EpiPen maker refusing to testify at U.S. Senate hearing
In this Sept. 21, 2016 file photo, EpiPens brought by Mylan CEO Heather Bresch are seen on Capitol Hill in Washington as she testified before the House Oversight Committee hearing on EpiPen price increases. (Pablo Martinez Monsivais, File/AP Photo)
WASHINGTON -- Pharmaceutical company Mylan is refusing to testify at a congressional hearing next week on a settlement between the company and the Justice Department over its life-saving EpiPen.
In a letter to the Senate Judiciary Committee, an attorney for Mylan said company executives wouldn't testify at the Nov. 30 hearing because the settlement is a pending matter and the Justice Department would also not be attending. Mylan has agreed to pay $465 million to settle allegations that it overbilled Medicaid for EpiPen. At issue was whether the product should have been classified as generic under a Medicaid program.

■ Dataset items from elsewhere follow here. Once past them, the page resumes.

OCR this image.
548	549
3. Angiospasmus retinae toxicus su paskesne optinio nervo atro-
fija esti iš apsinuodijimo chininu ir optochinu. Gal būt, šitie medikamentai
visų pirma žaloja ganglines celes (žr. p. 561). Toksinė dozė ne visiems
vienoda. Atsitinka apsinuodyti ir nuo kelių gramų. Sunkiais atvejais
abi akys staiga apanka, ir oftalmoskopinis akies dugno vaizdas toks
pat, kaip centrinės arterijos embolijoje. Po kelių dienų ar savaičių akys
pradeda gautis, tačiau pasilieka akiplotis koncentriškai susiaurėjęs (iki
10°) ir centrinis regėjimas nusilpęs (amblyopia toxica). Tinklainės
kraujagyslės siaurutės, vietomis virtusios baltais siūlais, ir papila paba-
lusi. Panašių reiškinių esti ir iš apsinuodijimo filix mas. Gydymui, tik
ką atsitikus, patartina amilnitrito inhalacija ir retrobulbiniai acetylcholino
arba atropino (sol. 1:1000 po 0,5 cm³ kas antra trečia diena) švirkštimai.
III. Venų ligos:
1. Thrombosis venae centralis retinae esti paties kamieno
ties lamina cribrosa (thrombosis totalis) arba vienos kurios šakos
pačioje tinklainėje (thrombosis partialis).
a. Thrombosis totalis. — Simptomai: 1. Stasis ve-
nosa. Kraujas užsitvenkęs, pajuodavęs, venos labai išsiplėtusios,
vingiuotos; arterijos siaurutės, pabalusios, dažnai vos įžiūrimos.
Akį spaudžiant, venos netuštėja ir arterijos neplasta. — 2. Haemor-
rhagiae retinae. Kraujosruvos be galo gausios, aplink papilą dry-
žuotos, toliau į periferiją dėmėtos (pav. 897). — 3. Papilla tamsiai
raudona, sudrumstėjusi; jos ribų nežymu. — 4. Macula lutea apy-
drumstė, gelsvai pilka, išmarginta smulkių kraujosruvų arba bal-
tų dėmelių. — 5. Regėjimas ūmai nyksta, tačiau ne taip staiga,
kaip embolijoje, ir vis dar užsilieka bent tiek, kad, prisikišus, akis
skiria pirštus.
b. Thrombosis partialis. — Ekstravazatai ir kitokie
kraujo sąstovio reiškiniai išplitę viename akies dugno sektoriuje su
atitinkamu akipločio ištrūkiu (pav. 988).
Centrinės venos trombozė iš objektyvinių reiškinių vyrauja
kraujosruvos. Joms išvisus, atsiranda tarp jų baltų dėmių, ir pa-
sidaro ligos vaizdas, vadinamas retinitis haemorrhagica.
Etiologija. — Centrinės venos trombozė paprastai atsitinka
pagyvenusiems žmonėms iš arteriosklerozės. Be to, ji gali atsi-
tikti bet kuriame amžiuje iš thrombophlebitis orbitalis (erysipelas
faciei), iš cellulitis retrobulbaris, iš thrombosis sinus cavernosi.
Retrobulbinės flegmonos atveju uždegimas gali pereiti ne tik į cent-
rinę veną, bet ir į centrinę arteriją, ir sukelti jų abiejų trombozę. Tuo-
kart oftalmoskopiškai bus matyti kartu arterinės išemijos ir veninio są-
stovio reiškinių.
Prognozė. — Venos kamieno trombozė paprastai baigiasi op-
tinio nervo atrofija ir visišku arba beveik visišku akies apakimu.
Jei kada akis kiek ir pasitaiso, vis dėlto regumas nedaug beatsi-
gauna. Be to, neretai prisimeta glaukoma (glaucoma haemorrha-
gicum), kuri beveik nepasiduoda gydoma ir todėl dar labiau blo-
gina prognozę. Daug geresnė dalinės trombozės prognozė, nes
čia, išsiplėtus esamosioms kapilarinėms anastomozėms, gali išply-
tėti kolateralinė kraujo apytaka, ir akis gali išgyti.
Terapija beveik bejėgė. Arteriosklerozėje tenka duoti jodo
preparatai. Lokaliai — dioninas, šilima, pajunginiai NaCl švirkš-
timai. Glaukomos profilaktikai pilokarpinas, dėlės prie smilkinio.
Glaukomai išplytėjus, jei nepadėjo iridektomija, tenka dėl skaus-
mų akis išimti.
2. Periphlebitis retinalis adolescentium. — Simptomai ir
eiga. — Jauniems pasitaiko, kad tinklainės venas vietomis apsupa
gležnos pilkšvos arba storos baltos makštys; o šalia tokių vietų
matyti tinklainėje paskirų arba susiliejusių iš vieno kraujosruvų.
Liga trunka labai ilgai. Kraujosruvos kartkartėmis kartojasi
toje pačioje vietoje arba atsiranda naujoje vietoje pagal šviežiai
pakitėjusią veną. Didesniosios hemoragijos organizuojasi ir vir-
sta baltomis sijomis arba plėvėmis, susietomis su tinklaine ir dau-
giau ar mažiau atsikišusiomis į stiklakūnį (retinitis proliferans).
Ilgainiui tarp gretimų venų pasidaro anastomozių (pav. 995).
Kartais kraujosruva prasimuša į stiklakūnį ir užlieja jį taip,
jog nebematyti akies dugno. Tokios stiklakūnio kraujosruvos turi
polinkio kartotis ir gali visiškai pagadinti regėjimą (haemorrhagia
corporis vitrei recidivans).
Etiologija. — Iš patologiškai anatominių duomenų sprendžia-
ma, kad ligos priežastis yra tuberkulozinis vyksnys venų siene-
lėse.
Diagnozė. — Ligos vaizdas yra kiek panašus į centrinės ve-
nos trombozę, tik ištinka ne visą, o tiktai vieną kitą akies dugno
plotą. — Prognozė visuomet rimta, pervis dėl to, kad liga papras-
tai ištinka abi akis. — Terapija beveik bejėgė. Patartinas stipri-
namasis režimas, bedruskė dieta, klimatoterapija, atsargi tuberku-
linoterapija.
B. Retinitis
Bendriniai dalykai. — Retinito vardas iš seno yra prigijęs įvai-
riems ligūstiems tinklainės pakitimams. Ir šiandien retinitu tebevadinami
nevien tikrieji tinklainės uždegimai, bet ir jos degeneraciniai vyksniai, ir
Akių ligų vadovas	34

In September, a House panel grilled Mylan CEO Heather Bresch about the skyrocketing cost of the devices, which many parents rely on when their children have allergic reactions. The list price of EpiPens had grown to $608 for a two-pack, an increase of more than 500 per cent since 2007.
In nearly four hours of questioning, Bresch often declined to answer directly many questions about the company's finances and profits, infuriating lawmakers. She defended the company's business practices and signalled there were no plans to lower prices.
Mylan has said it will begin selling its generic version of EpiPen for $300 for a pair, a move that will still bring the company tens of millions of dollars in revenue while helping retain market share against current and future brand-name and generic competition.
Sen. Charles Grassley, R-Iowa, chairman of the committee, said he would continue to investigate what happened, saying taxpayers have paid -- and may still be paying -- more for EpiPen than they have to.
"This happened because either the agencies in charge dropped the ball, the company gamed the system, or both," Grassley said.
The senator on Monday released the letter dated Nov. 18.